Could mining be a natural process?
The idea of being sustainable is no longer a niche concern and is in fact a driving factor behind why customers choose certain products and why companies undergo extensive changes – all to reduce environmental impact. What people may not realise is that ‘green thinking’ goes way beyond the companies you’d expect to be concerned about it.
Nickel is becoming more important
It’s unlikely people would consider mining to be a modern, eco-conscious industry. Terms like “strip mining” could in fact make people think the exact opposite but extracting useful metallic ores from the Earth is at the heart of modern life, as we rely heavily on many different materials.

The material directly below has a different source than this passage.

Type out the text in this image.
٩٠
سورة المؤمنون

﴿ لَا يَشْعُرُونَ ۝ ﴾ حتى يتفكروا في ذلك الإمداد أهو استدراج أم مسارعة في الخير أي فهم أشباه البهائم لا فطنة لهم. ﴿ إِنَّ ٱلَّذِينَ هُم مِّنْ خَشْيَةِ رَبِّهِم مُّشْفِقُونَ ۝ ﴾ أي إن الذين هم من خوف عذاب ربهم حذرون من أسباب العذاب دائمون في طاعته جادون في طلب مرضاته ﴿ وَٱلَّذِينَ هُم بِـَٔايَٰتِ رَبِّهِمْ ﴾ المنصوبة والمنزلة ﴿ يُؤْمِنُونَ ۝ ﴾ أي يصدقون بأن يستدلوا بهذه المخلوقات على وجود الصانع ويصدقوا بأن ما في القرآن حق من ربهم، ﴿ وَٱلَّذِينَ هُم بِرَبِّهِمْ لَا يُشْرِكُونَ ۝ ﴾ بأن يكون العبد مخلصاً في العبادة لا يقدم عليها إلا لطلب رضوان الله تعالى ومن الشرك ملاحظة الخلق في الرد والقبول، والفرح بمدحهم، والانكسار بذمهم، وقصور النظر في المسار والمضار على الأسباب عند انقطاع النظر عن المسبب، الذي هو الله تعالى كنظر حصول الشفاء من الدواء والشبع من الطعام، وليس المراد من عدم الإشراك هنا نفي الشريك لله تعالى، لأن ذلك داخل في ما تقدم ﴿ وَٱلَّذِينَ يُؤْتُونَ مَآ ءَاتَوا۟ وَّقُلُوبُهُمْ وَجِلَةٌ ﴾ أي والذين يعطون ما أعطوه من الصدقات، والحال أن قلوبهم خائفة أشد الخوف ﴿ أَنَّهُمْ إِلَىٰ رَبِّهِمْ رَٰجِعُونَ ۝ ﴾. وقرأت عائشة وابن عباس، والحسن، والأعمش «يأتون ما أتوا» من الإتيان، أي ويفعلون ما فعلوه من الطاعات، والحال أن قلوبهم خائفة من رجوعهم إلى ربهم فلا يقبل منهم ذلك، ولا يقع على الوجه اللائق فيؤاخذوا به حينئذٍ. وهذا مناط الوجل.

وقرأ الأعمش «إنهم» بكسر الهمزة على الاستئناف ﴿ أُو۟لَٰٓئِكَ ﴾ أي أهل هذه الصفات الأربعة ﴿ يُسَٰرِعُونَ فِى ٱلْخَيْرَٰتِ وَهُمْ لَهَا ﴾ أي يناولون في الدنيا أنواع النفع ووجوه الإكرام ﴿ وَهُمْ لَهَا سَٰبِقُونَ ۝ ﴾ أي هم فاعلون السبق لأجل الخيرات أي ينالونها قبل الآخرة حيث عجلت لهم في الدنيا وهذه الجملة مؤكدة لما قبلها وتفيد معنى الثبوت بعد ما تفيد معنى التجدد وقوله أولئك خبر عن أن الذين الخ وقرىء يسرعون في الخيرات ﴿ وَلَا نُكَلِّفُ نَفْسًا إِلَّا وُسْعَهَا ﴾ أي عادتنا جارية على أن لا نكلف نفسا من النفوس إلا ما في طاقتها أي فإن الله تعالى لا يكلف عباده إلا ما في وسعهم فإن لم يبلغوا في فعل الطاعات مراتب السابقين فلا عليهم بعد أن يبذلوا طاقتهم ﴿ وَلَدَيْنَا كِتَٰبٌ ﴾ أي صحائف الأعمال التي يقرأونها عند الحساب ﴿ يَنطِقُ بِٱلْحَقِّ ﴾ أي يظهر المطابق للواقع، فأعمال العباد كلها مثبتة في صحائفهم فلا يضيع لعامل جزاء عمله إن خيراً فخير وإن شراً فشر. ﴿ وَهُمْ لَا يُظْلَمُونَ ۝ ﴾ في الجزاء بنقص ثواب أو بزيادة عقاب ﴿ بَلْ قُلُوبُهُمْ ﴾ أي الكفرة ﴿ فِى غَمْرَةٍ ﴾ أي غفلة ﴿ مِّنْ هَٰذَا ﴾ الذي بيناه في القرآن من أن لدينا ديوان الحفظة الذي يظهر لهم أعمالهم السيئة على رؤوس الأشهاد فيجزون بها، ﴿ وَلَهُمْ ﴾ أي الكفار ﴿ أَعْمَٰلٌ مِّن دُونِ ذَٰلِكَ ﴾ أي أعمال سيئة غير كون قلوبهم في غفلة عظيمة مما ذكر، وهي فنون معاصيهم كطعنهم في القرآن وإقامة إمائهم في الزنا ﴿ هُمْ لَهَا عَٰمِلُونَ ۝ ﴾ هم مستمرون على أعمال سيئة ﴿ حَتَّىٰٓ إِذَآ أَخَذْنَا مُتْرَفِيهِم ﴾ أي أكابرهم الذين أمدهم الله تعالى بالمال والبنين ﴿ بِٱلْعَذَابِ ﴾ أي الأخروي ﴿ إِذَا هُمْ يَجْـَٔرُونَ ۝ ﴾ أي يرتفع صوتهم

One area of great concern is nickel mining. Although extracting nickel ore and processing it is fundamentally the same as many other metals, demand for nickel could soon see a massive leap. Nickel is a key part of modern lithium-ion batteries, as it allows greater energy storage and the shift to electric cars means high quality batteries will grow. Issues like storage capacity and useable output will only increase in importance as we seek to effectively use generated power.
A modern mine may not involve a mine
One very interesting development over the last 20 years or so has been the discovery of so-called super plants, the ‘nickel hyperaccumulators’. Although most plants use tiny amounts of nickel absorbed from the soil as part of their natural flowering process, if most plants are exposed to more than they need, it’s usually enough to poison the plant.
Nickel hyperaccumulators are very different. In around 2004, a soil biologist named Aiyen Tjoa began looking at how some plants have the ability to not just grow but thrive in areas that have a higher concentration of nickel in the soil. These particular plants were of interest because they were absorbing nickel from the soil and storing it in the leaves, effectively ‘cleaning’ the soil and locking it away, preventing heavy metal toxicity.
The interesting part is that the amount of nickel in the leaves; over 1,000micrograms in each gram of leaf material. Could the ability to grow plants that extract nickel from the Earth be a greener, more sustainable way to mine a valuable metal? Around 450 varieties of such nickel hyperaccumulator plants have been identified. If a plant that could hold 10,000 micrograms of nickel per gram of dried leaf be found, it could make farming of nickel plants a viable alternative to mining.
‘Green’ mining?
Taking nickel from plant leaves require drying and burning the leaves to remove the desirable nickel. Although carbon is released during the burning, it’s theoretically carbon neutral because the new plants growing in the place of the old ones offsets the burning. It’s also safer than the open mine method used in parts of the world which can release radioactive elements and metal-laden dust into the atmosphere.
The idea of creating a sustainable future, whether it’s through the circular economy, use of natural processes or building business systems that replicate natural cycles is a key business concern and one that consumes are actively pushing for – and if industries are able to successfully use entirely natural means to create greater benefits such as fully electric vehicles, then it could be a very interesting future!